第53話 ピザ





「おぉ……」


買い物を終えて帰宅した後、目の前のホットプレートの上を見てワクワクした気分になる。まゆがテキパキと準備をしてくれたピザ用の具材たちが入った器からどれを乗せようか迷う。


「りゅうちゃん、早くしないと皮焦げちゃう」

「あ、ごめん。えっと…どうしよう。まゆ、お任せでいい?」

「しょうがないなぁ」


ホットプレートの上に置かれた9枚の餃子の皮にまゆはテキパキと具材を乗せていく。はじめに6枚の皮にケチャップを塗って、ウィンナーとコーン、ベーコンとピーマンとたまねぎをトッピングした2種類の餃子の皮ピザを作る。そして残った3枚にまゆが焼いて小さく切ってくれたテリヤキを乗せてその上にマヨネーズをかける。美味しくないわけがない餃子の皮ピザだ。


3種類の用意が終わるとチーズを乗せて一旦ホットプレートの蓋を閉める。


「めっちゃ美味しそう…楽しみすぎる…」

「お姉ちゃんが作ったテリヤキの餃子の皮ピザは最高なんだよ。私も早く食べたい」

「まだダメです。もう少し待ってくださーい」


餃子の皮ピザが焼けるのを待ち侘びている僕とみほちゃんの様子を見てまゆは満足そうな表情をしていた。まだかまだかと待ち侘びる僕とみほちゃんを見て保育園児みたい。と言ってまゆは笑う。だって美味しそうなんだから仕方ないじゃん。初めての餃子の皮ピザでテンション上がってるし……


「そろそろいいかな…蓋開けるよ」

「「やった!」」


僕とみほちゃんの反応を見て笑いながらまゆはホットプレートの蓋を開ける。ホットプレートの上には熱そうにトロトロしたチーズがかかった美味しそうな餃子の皮ピザがあった。


「熱いから気をつけてね」


そう言いながらまゆはフライ返しで餃子の皮ピザをホットプレートからお皿に取り分けてくれた。


「「「いただきます」」」


いただきます。を3人でしてから早速僕とみほちゃんは餃子の皮ピザに食らいついた。


「あつぃ…」


勢いよく頬張ったみほちゃんとは違い僕はちゃんと少し冷ましてから食べた。
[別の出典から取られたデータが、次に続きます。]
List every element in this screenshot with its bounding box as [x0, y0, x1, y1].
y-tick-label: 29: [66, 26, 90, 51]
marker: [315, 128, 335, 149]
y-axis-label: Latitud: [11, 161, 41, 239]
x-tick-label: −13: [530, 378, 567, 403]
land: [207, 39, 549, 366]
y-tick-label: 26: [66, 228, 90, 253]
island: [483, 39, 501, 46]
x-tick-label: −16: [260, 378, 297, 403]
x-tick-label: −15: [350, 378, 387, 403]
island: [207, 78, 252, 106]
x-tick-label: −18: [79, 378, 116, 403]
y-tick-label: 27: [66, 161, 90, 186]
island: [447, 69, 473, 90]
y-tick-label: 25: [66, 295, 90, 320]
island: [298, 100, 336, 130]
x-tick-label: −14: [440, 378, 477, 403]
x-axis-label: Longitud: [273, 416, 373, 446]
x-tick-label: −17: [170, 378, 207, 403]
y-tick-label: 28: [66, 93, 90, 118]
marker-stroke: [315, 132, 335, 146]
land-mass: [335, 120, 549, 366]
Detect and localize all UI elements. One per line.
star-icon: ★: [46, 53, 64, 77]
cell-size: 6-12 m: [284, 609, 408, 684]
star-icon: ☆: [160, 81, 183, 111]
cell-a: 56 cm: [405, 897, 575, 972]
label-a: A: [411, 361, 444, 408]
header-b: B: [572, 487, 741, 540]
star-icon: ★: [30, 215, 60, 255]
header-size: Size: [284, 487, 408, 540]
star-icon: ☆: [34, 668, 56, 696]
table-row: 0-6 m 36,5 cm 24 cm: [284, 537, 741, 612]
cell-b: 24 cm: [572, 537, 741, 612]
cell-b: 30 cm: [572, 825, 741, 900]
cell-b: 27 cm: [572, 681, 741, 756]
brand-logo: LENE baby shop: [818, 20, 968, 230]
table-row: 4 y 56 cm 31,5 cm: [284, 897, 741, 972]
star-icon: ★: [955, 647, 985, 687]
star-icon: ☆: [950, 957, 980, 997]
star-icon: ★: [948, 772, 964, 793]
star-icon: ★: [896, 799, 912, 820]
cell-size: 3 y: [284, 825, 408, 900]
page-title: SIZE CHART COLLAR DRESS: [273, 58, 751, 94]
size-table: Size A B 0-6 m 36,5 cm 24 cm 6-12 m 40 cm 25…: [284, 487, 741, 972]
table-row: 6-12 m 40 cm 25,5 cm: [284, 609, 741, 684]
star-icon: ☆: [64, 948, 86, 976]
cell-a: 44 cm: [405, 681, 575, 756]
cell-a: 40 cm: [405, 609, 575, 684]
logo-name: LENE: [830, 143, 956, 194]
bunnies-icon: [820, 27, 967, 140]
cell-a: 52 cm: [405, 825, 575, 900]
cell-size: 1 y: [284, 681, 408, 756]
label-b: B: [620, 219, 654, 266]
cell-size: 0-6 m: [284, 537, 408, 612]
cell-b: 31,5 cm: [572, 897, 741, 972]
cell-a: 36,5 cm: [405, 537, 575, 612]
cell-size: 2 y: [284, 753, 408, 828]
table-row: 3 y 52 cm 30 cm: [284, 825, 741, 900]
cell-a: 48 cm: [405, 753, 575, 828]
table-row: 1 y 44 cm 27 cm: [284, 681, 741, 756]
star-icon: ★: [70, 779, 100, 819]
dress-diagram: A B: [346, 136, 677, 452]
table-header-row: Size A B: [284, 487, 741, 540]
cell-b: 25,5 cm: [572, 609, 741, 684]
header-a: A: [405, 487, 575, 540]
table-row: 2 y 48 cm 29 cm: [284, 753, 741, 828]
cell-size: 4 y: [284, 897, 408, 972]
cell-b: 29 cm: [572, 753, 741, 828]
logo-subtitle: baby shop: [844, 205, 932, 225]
みほちゃんイチオシのテリヤキの餃子の皮ピザはめちゃくちゃ美味しい。テリヤキにマヨネーズだけでもきっとめちゃくちゃ美味しいのにチーズかけてパリパリの餃子の皮の食感が合わさると最高としか言いようがない。


「やばい。めちゃくちゃ美味しい…」

「よかった。いっぱいつくるからいっぱい食べてね」


僕とみほちゃんの反応を見て微笑みながらまゆは次の分の餃子の皮ピザの用意をしていた。まゆにばかりやらせてしまうのも申し訳ないし僕もやってみたいのでまゆに指示をもらいながら餃子の皮ピザを焼いてみた。すごく楽しくてすごく幸せな時間だった。